The same group which “protected” Alewife is extremely visible in this effort, just different faces.

The Cambridge proposal is highly destructive of the environment on the Charles River and, as usual, destructive to the causes they claim to stand for.

The Pols are fighting for commuter passenger service on the Grand Junction railroad, the track that goes through the edge of the Destroyed Nesting Area of the Charles River White Geese.

Their proposal would cross at grade a number of very active streets in the eastern part of Cambridge with associated disruption of traffic and environmental pollution from standing, idling cars.

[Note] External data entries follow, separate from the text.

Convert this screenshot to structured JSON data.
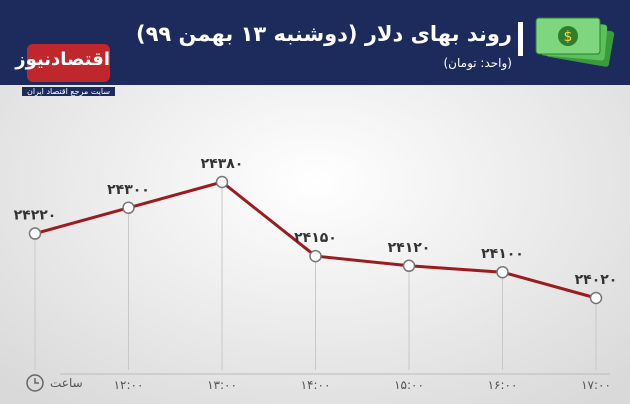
{
  "chart_data": {
    "type": "line",
    "title": "روند بهای دلار (دوشنبه ۱۳ بهمن ۹۹)",
    "subtitle": "(واحد: تومان)",
    "brand": "اقتصادنیوز",
    "brand_tagline": "سایت مرجع اقتصاد ایران",
    "x_label": "ساعت",
    "categories": [
      null,
      "۱۲:۰۰",
      "۱۳:۰۰",
      "۱۴:۰۰",
      "۱۵:۰۰",
      "۱۶:۰۰",
      "۱۷:۰۰"
    ],
    "values": [
      24220,
      24300,
      24380,
      24150,
      24120,
      24100,
      24020
    ],
    "value_labels": [
      "۲۴۲۲۰",
      "۲۴۳۰۰",
      "۲۴۳۸۰",
      "۲۴۱۵۰",
      "۲۴۱۲۰",
      "۲۴۱۰۰",
      "۲۴۰۲۰"
    ],
    "color": "#9b1c1f"
  }
}
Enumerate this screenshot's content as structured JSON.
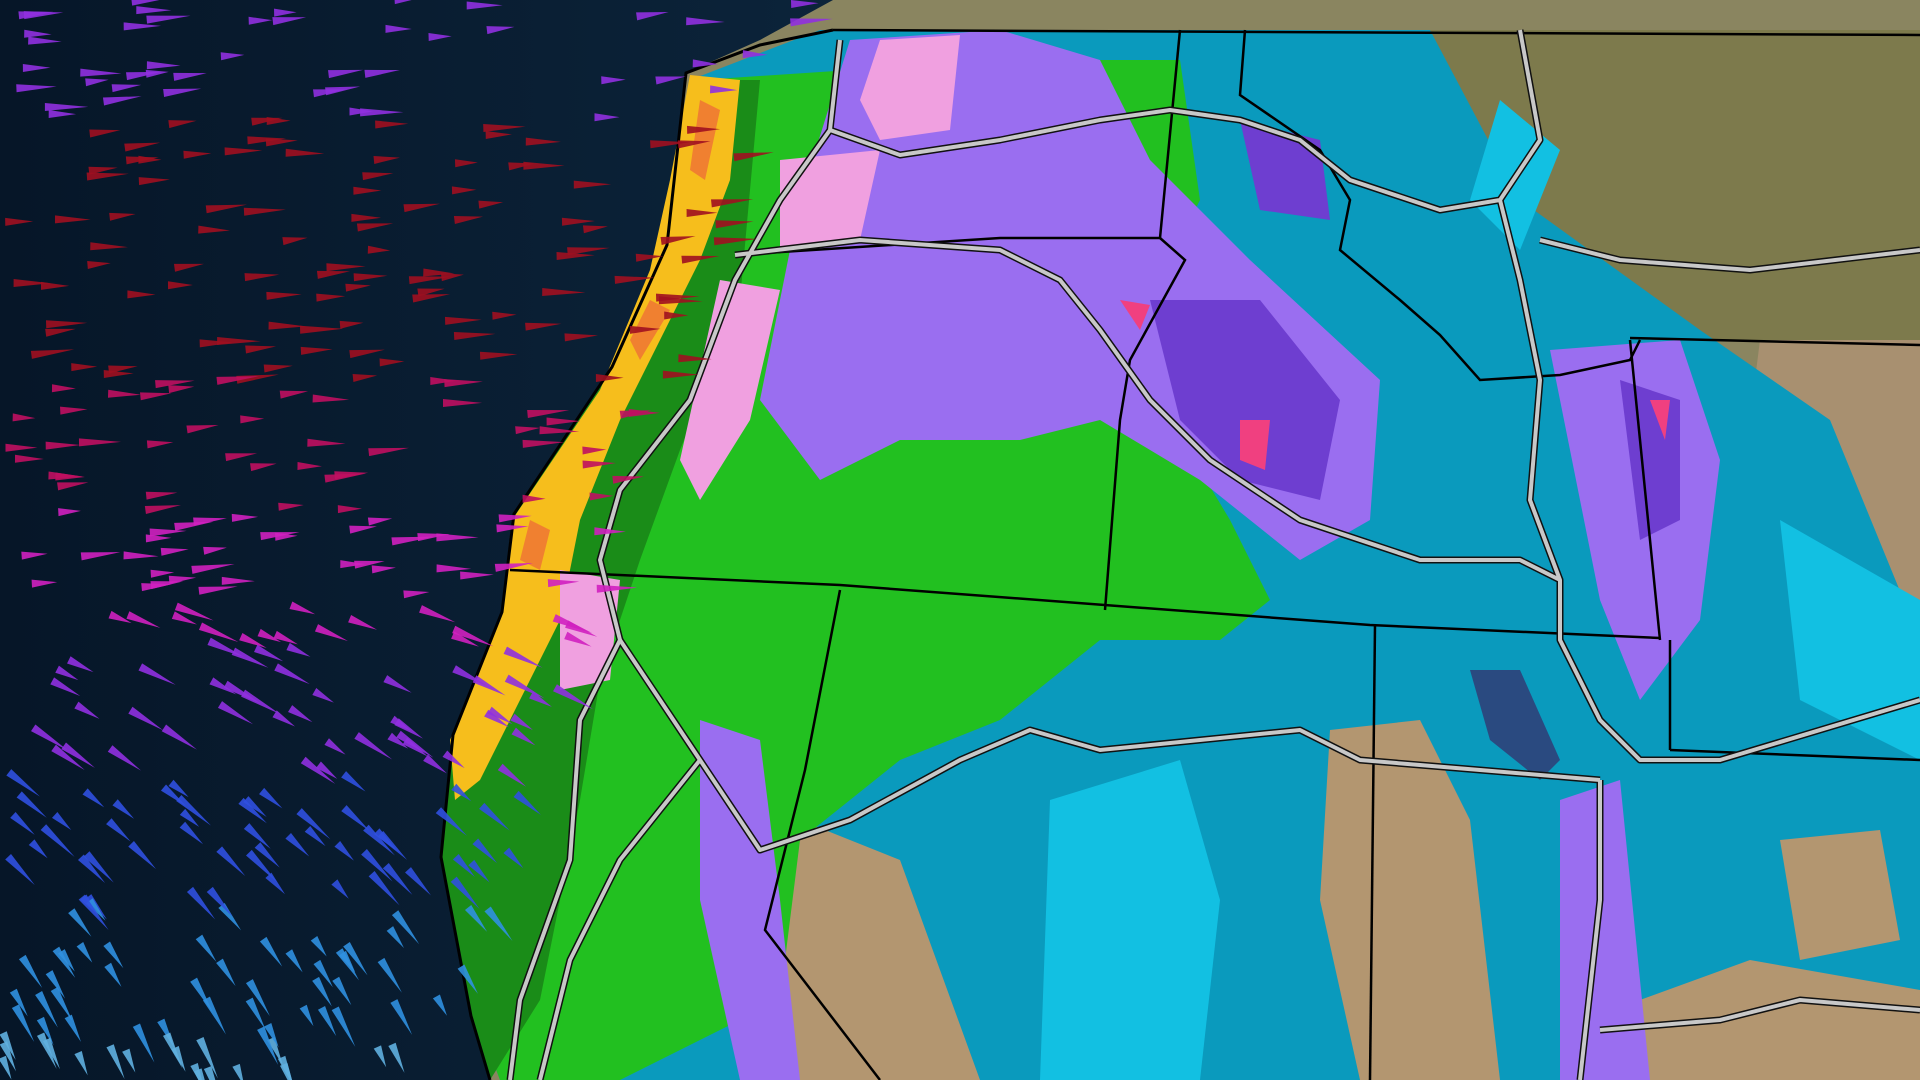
{
  "map": {
    "colors": {
      "ocean": "#0e2a40",
      "ocean_dark": "#071a2b",
      "land_desert": "#b89a70",
      "land_forest": "#5d6b3a",
      "precip_light_teal": "#0aa0c0",
      "precip_cyan": "#10c0e0",
      "precip_green": "#20c020",
      "precip_dark_green": "#189018",
      "precip_yellow": "#f8c020",
      "precip_orange": "#f08030",
      "precip_purple": "#9a70f0",
      "precip_violet": "#7040d0",
      "precip_pink": "#f0a0e0",
      "precip_red": "#f04080",
      "borders": "#000000",
      "highways": "#c8c8c8"
    },
    "wind_arrow_colors": [
      "#a01020",
      "#c01060",
      "#d020c0",
      "#9030e0",
      "#3050e0",
      "#3090e0",
      "#60b0e0"
    ],
    "icons": [
      "wind-arrow-icon"
    ]
  }
}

This railroad track has seen perhaps four trips a day in connector service between the railroad yards associated with Boston’s passenger oriented North Station and the freight dominated Beacon Yards.

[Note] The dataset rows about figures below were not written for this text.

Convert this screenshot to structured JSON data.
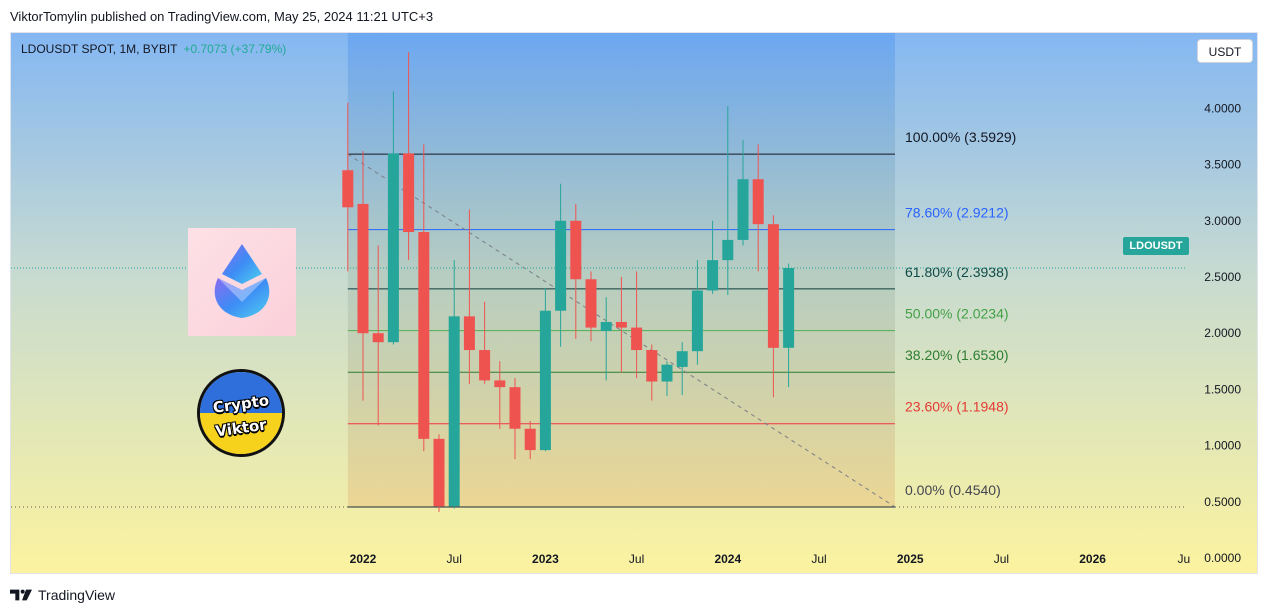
{
  "header": {
    "published": "ViktorTomylin published on TradingView.com, May 25, 2024 11:21 UTC+3"
  },
  "chart_data": {
    "type": "candlestick",
    "symbol_line": "LDOUSDT SPOT, 1M, BYBIT",
    "change_line": "+0.7073 (+37.79%)",
    "currency": "USDT",
    "last_price_label": "LDOUSDT",
    "last_price": 2.58,
    "ylim": [
      0.0,
      4.3
    ],
    "yticks": [
      "4.0000",
      "3.5000",
      "3.0000",
      "2.5000",
      "2.0000",
      "1.5000",
      "1.0000",
      "0.5000",
      "0.0000"
    ],
    "ytick_values": [
      4.0,
      3.5,
      3.0,
      2.5,
      2.0,
      1.5,
      1.0,
      0.5,
      0.0
    ],
    "xticks": [
      {
        "label": "2022",
        "month": "2022-01",
        "bold": true
      },
      {
        "label": "Jul",
        "month": "2022-07",
        "bold": false
      },
      {
        "label": "2023",
        "month": "2023-01",
        "bold": true
      },
      {
        "label": "Jul",
        "month": "2023-07",
        "bold": false
      },
      {
        "label": "2024",
        "month": "2024-01",
        "bold": true
      },
      {
        "label": "Jul",
        "month": "2024-07",
        "bold": false
      },
      {
        "label": "2025",
        "month": "2025-01",
        "bold": true
      },
      {
        "label": "Jul",
        "month": "2025-07",
        "bold": false
      },
      {
        "label": "2026",
        "month": "2026-01",
        "bold": true
      },
      {
        "label": "Ju",
        "month": "2026-07",
        "bold": false
      }
    ],
    "candles": [
      {
        "t": "2021-12",
        "o": 3.45,
        "h": 4.05,
        "l": 2.55,
        "c": 3.12
      },
      {
        "t": "2022-01",
        "o": 3.15,
        "h": 3.62,
        "l": 1.4,
        "c": 2.0
      },
      {
        "t": "2022-02",
        "o": 2.0,
        "h": 2.78,
        "l": 1.18,
        "c": 1.92
      },
      {
        "t": "2022-03",
        "o": 1.92,
        "h": 4.15,
        "l": 1.9,
        "c": 3.6
      },
      {
        "t": "2022-04",
        "o": 3.6,
        "h": 4.5,
        "l": 2.65,
        "c": 2.9
      },
      {
        "t": "2022-05",
        "o": 2.9,
        "h": 3.68,
        "l": 0.95,
        "c": 1.06
      },
      {
        "t": "2022-06",
        "o": 1.06,
        "h": 1.1,
        "l": 0.41,
        "c": 0.46
      },
      {
        "t": "2022-07",
        "o": 0.46,
        "h": 2.65,
        "l": 0.44,
        "c": 2.15
      },
      {
        "t": "2022-08",
        "o": 2.15,
        "h": 3.1,
        "l": 1.55,
        "c": 1.85
      },
      {
        "t": "2022-09",
        "o": 1.85,
        "h": 2.28,
        "l": 1.55,
        "c": 1.58
      },
      {
        "t": "2022-10",
        "o": 1.58,
        "h": 1.75,
        "l": 1.15,
        "c": 1.52
      },
      {
        "t": "2022-11",
        "o": 1.52,
        "h": 1.6,
        "l": 0.88,
        "c": 1.15
      },
      {
        "t": "2022-12",
        "o": 1.15,
        "h": 1.22,
        "l": 0.88,
        "c": 0.96
      },
      {
        "t": "2023-01",
        "o": 0.96,
        "h": 2.4,
        "l": 0.95,
        "c": 2.2
      },
      {
        "t": "2023-02",
        "o": 2.2,
        "h": 3.33,
        "l": 1.88,
        "c": 3.0
      },
      {
        "t": "2023-03",
        "o": 3.0,
        "h": 3.15,
        "l": 1.95,
        "c": 2.48
      },
      {
        "t": "2023-04",
        "o": 2.48,
        "h": 2.55,
        "l": 1.93,
        "c": 2.05
      },
      {
        "t": "2023-05",
        "o": 2.02,
        "h": 2.32,
        "l": 1.58,
        "c": 2.1
      },
      {
        "t": "2023-06",
        "o": 2.1,
        "h": 2.5,
        "l": 1.65,
        "c": 2.05
      },
      {
        "t": "2023-07",
        "o": 2.05,
        "h": 2.55,
        "l": 1.6,
        "c": 1.85
      },
      {
        "t": "2023-08",
        "o": 1.85,
        "h": 1.9,
        "l": 1.4,
        "c": 1.57
      },
      {
        "t": "2023-09",
        "o": 1.57,
        "h": 1.75,
        "l": 1.44,
        "c": 1.72
      },
      {
        "t": "2023-10",
        "o": 1.7,
        "h": 1.92,
        "l": 1.45,
        "c": 1.84
      },
      {
        "t": "2023-11",
        "o": 1.84,
        "h": 2.65,
        "l": 1.72,
        "c": 2.38
      },
      {
        "t": "2023-12",
        "o": 2.38,
        "h": 3.0,
        "l": 2.35,
        "c": 2.65
      },
      {
        "t": "2024-01",
        "o": 2.65,
        "h": 4.02,
        "l": 2.34,
        "c": 2.83
      },
      {
        "t": "2024-02",
        "o": 2.83,
        "h": 3.72,
        "l": 2.78,
        "c": 3.37
      },
      {
        "t": "2024-03",
        "o": 3.37,
        "h": 3.68,
        "l": 2.55,
        "c": 2.97
      },
      {
        "t": "2024-04",
        "o": 2.97,
        "h": 3.05,
        "l": 1.43,
        "c": 1.87
      },
      {
        "t": "2024-05",
        "o": 1.87,
        "h": 2.62,
        "l": 1.52,
        "c": 2.58
      }
    ],
    "fib_levels": [
      {
        "label": "100.00% (3.5929)",
        "value": 3.5929,
        "line_color": "#131722",
        "text_color": "#131722"
      },
      {
        "label": "78.60% (2.9212)",
        "value": 2.9212,
        "line_color": "#2962ff",
        "text_color": "#2962ff"
      },
      {
        "label": "61.80% (2.3938)",
        "value": 2.3938,
        "line_color": "#0b3b3b",
        "text_color": "#0f4a47"
      },
      {
        "label": "50.00% (2.0234)",
        "value": 2.0234,
        "line_color": "#4caf50",
        "text_color": "#43a047"
      },
      {
        "label": "38.20% (1.6530)",
        "value": 1.653,
        "line_color": "#2e7d32",
        "text_color": "#2e7d32"
      },
      {
        "label": "23.60% (1.1948)",
        "value": 1.1948,
        "line_color": "#f23645",
        "text_color": "#e53935"
      },
      {
        "label": "0.00% (0.4540)",
        "value": 0.454,
        "line_color": "#1e2a40",
        "text_color": "#434651"
      }
    ],
    "fib_range": {
      "from": "2021-12",
      "to": "2024-12"
    },
    "trend_line": {
      "from": {
        "t": "2021-12",
        "v": 3.5929
      },
      "to": {
        "t": "2024-12",
        "v": 0.454
      }
    },
    "colors": {
      "up": "#26a69a",
      "down": "#ef5350",
      "bg_top": "#84b7f2",
      "bg_bottom": "#fcf39f"
    },
    "grid": false,
    "legend": "top-left"
  },
  "logos": {
    "badge_line1": "Crypto",
    "badge_line2": "Viktor",
    "token_icon": "lido-droplet-icon"
  },
  "footer": {
    "brand": "TradingView",
    "icon": "tradingview-logo-icon"
  }
}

Harvard University owns Beacon Yards along with the adjacent exit ramp from the Massachusetts Turnpike to Cambridge and the Brighton neighborhood of Boston. Harvard bought Beacon Yards and the Massachusetts Turnpike exit shortly after a state agency demonstrated that it is possible to put an off ramp from the Massachusetts Turnpike to Cambridge over the rail bridge under the BU Bridge which is part of the Grand Junction Railroad.

The Pols claim that the adding passenger trains would benefit Worcester. The Pols claim to oppose the “existing plans.” They give the impression that their opposition is to passenger service on the Grand Junction. The reality is that there are no “existing plans,” just a study.

Worcester currently has all its passenger service run out of Boston’s South Station. South Station is being expanded to add trackage which would be needed for service to New Bedford and Fall River, plus a lot of extra tracks. Worcester has no need to use the Grand Junction. Studies have shown only a small percentage of Worcester residents would have any benefit from the use of that line.

On the other hand, going inbound on the South Station - Worcester line from the point where traffic would be diverted to the Grand Junction, you come to Yawkey Station.

Cambridge wants an irresponsible subway line which would cross the Charles at a point that requires moving Yawkey Station. The legislature is spending millions upgrading Yawkey Station in place. Yawkey Station in place is an integral part of the responsible subway alternative to Cambridge’s irresponsible subway proposal.

Moving ALL Framingham trains to the Grand Junction would make Yawkey Station useless in the subway plans.

Additionally, passenger service on that line would support the massive development Cambridge is building in that area.

Cambridge claims its plan only would create a few passenger trains on the Grand Junction.

Cambridge also claims it is “only” destroying the core of the Alewife reservation, but that proposal cannot do what it claims to with those stated limits either.

Fake limits are the norm with these people.